Millie felt disposed to cry out at this persistence. The talk had been full of pricks, yet was not without its tremulous pleasure, since she was nearer to Wareham than when indifferent subjects were discussed. He would not have cared to enlist her on Anne’s side, if friendliness had not urged him. She said, after a momentary pause—

“Why not his misfortune?”

He was silent. It would have been difficult to have satisfied him at that instant, and Millie’s suggestion quite failed. He dropped the bitter-sweet topic, and talked of Bakke and the curve of the fjord behind it, promontory overlapping promontory, every light, shadow, and colour reflected in the water. An ugly little church stood near the brink, round it nestled the living and the waiting dead, a few flower-roofed cottages, more black crosses. They stood and looked over the paling; grass waved upon the graves, the same flowery sorrel-tinted grass as scented the air; two or three children were in a boat, the oars splashed, otherwise not a sound broke the silence. Millie’s spirits rose. In the midst of a great nature, she and Wareham seemed to stand alone, to be brought nearer. When she reached her mother, her eyes shone.

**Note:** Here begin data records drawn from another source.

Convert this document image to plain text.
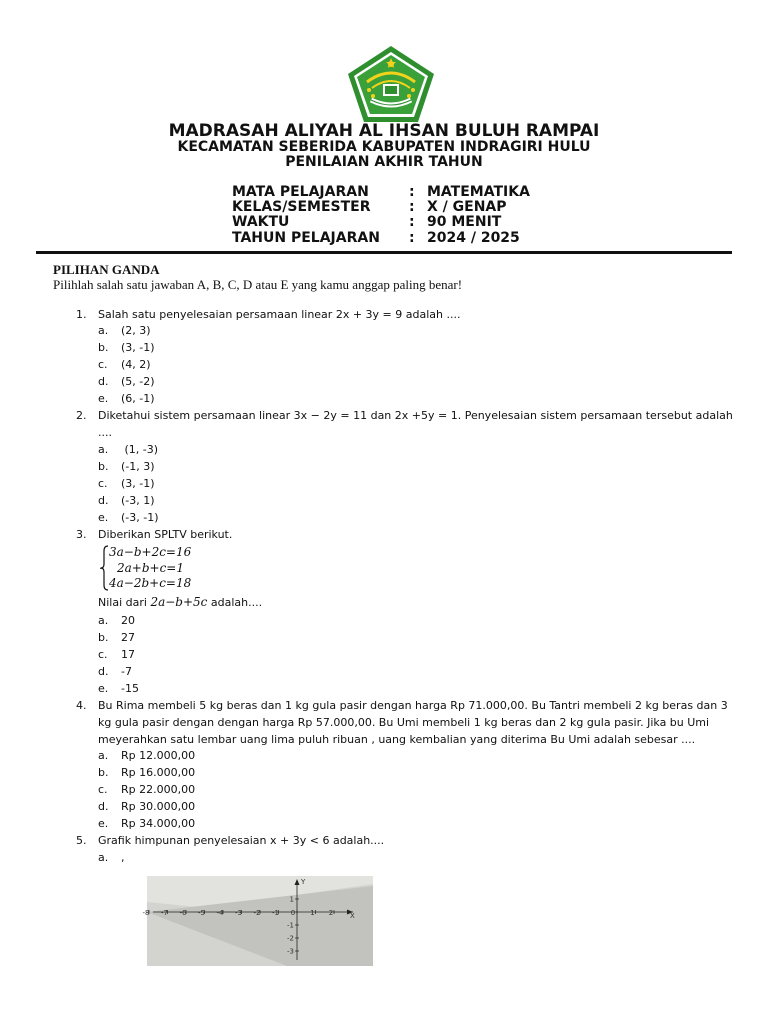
MADRASAH ALIYAH AL IHSAN BULUH RAMPAI
KECAMATAN SEBERIDA KABUPATEN INDRAGIRI HULU
PENILAIAN AKHIR TAHUN
MATA PELAJARAN	: MATEMATIKA
KELAS/SEMESTER	: X / GENAP
WAKTU	: 90 MENIT
TAHUN PELAJARAN : 2024 / 2025
PILIHAN GANDA
Pilihlah salah satu jawaban A, B, C, D atau E yang kamu anggap paling benar!
1. Salah satu penyelesaian persamaan linear 2x + 3y = 9 adalah ....
a. (2, 3)
b. (3, -1)
c. (4, 2)
d. (5, -2)
e. (6, -1)
2. Diketahui sistem persamaan linear 3x − 2y = 11 dan 2x +5y = 1. Penyelesaian sistem persamaan tersebut adalah
....
a. (1, -3)
b. (-1, 3)
c. (3, -1)
d. (-3, 1)
e. (-3, -1)
3. Diberikan SPLTV berikut.
.
3a−b+2c=16
2a+b+c=1
4a−2b+c=18
Nilai dari 2a−b+5c adalah....
a. 20
b. 27
c. 17
d. -7
e. -15
4. Bu Rima membeli 5 kg beras dan 1 kg gula pasir dengan harga Rp 71.000,00. Bu Tantri membeli 2 kg beras dan 3
kg gula pasir dengan dengan harga Rp 57.000,00. Bu Umi membeli 1 kg beras dan 2 kg gula pasir. Jika bu Umi
meyerahkan satu lembar uang lima puluh ribuan , uang kembalian yang diterima Bu Umi adalah sebesar ....
a. Rp 12.000,00
b. Rp 16.000,00
c. Rp 22.000,00
d. Rp 30.000,00
e. Rp 34.000,00
5. Grafik himpunan penyelesaian x + 3y < 6 adalah....
a. ,
-8 -7 -6 -5 -4 -3 -2 -1 0 1 2 X
Y
1
-1
-2
-3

Wareham went up the Naerodal alone in the afternoon, but in the dusk all three again strolled together. Clear golden lights swept along sky and fjord; long shadows trembled in the water; two or three ponies scrambled like goats among heaped-up boulders, and the goats themselves, perched on inaccessible heights, sent down faint argumentative bleatings in response to the wild cry with which a girl was coaxing them.

What land is this, in which we have all once wandered? A land of shadows and sweet lights, touching everything with mysterious charm. Hush, dreamer! You know now, though you did not know it then, that this is Arcady.